On 23 January 2016 at 02:43, Tore Anderson <tore@fud.no> wrote:
William,
Don't get me wrong. You can cure this fraud without going to extremes. An open peering policy doesn't require you to buy hardware for the other guy's convenience. Let him reimburse you or procure the hardware you spec out if he wants to peer. Nor do you have to extend your network to a location convenient for the other guy. Pick neutral locations where you're willing to peer and let the other guy build to them or pay you to build from there to him. Nor does an open peering policy require you to give the other guy a free ride on your international backbone: you can swap packets for just the regions of your network in which he's willing to establish a connection. But not ratios and traffic minimums -- those are not egalitarian, they're designed only to exclude the powerless.
Taken in this context, the Cogent/HE IPv6 peering spat is very simple: Cogent is -the- bad actor. 100%.
I'm curious: How do you know that Cogent didn't offer to peer under terms such as the ones you mention, but that those were refused by HE?

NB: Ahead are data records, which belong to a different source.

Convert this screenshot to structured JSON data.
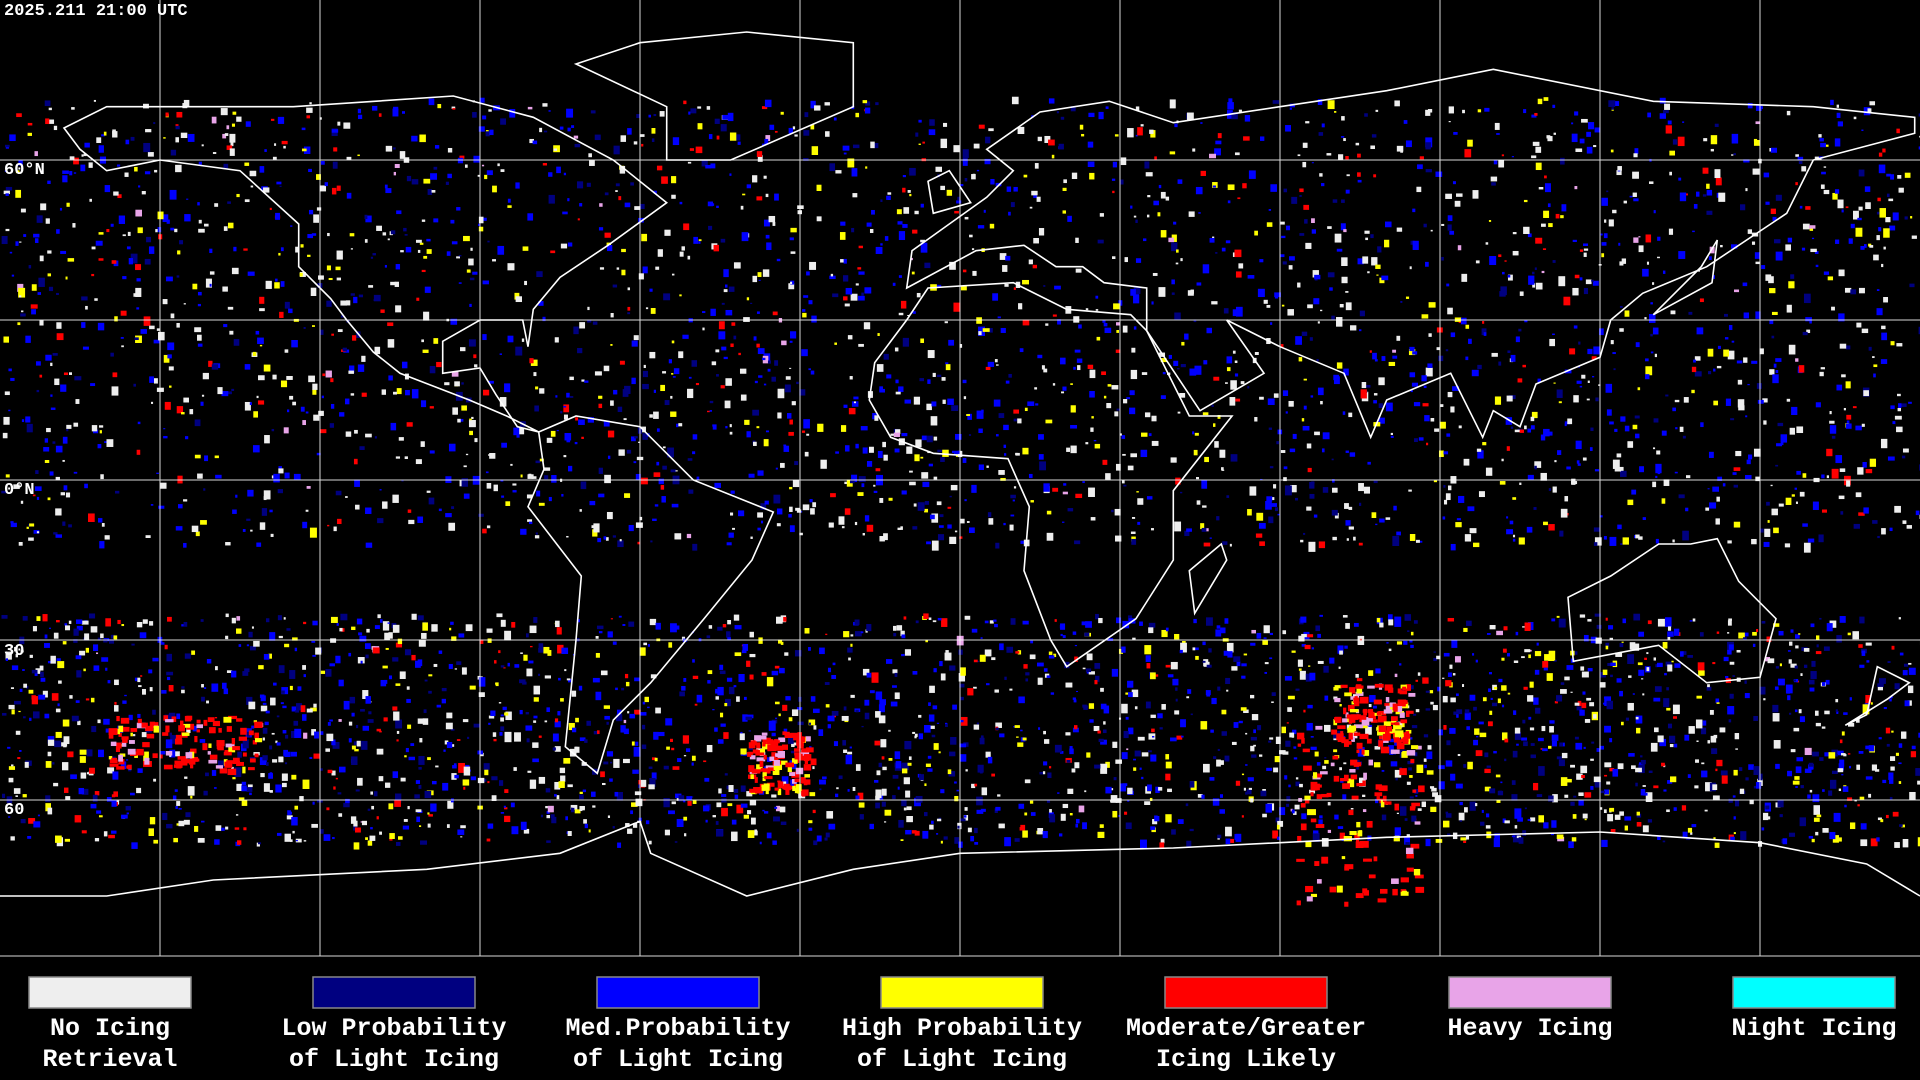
{
  "timestamp": "2025.211 21:00 UTC",
  "map": {
    "lat_labels": [
      "60°N",
      "0°N",
      "30",
      "60"
    ]
  },
  "legend": [
    {
      "color": "#eeeeee",
      "label": [
        "No Icing",
        "Retrieval"
      ]
    },
    {
      "color": "#000080",
      "label": [
        "Low Probability",
        "of Light Icing"
      ]
    },
    {
      "color": "#0000ff",
      "label": [
        "Med.Probability",
        "of Light Icing"
      ]
    },
    {
      "color": "#ffff00",
      "label": [
        "High Probability",
        "of Light Icing"
      ]
    },
    {
      "color": "#ff0000",
      "label": [
        "Moderate/Greater",
        "Icing Likely"
      ]
    },
    {
      "color": "#e8a4e8",
      "label": [
        "Heavy Icing"
      ]
    },
    {
      "color": "#00ffff",
      "label": [
        "Night Icing"
      ]
    }
  ]
}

Have you never seen the photos of the "Cogent (AS 174) Pleas IPv6 Peer With Us" cake? Just a random find of the day from the image search: http://assets.fiercemarkets.net/files/telecom/fierceimages/cogent_cake.jpg http://www.fiercetelecom.com/special-reports/six-faces-ipv6/owen-delong-hurr... Also, I would guess not many people realise it, but HE.net actually offers FREE IPv6 transit, including free international IPv6 transit, e.g., if you don't need any IPv4 somehow, then you can get away with NOT paying ANYTHING for your transit! E.g., one can't possibly have a more open of a peering policy than HE! And from what I've been told, they supposedly don't even limit this to the tunnels, so you can even have an IC, too, even without paying them for any IPv4 transit, either (of course, HE being a value provider, I guess it's rather unlikely that anyone has such asymmetrical setups, however). C.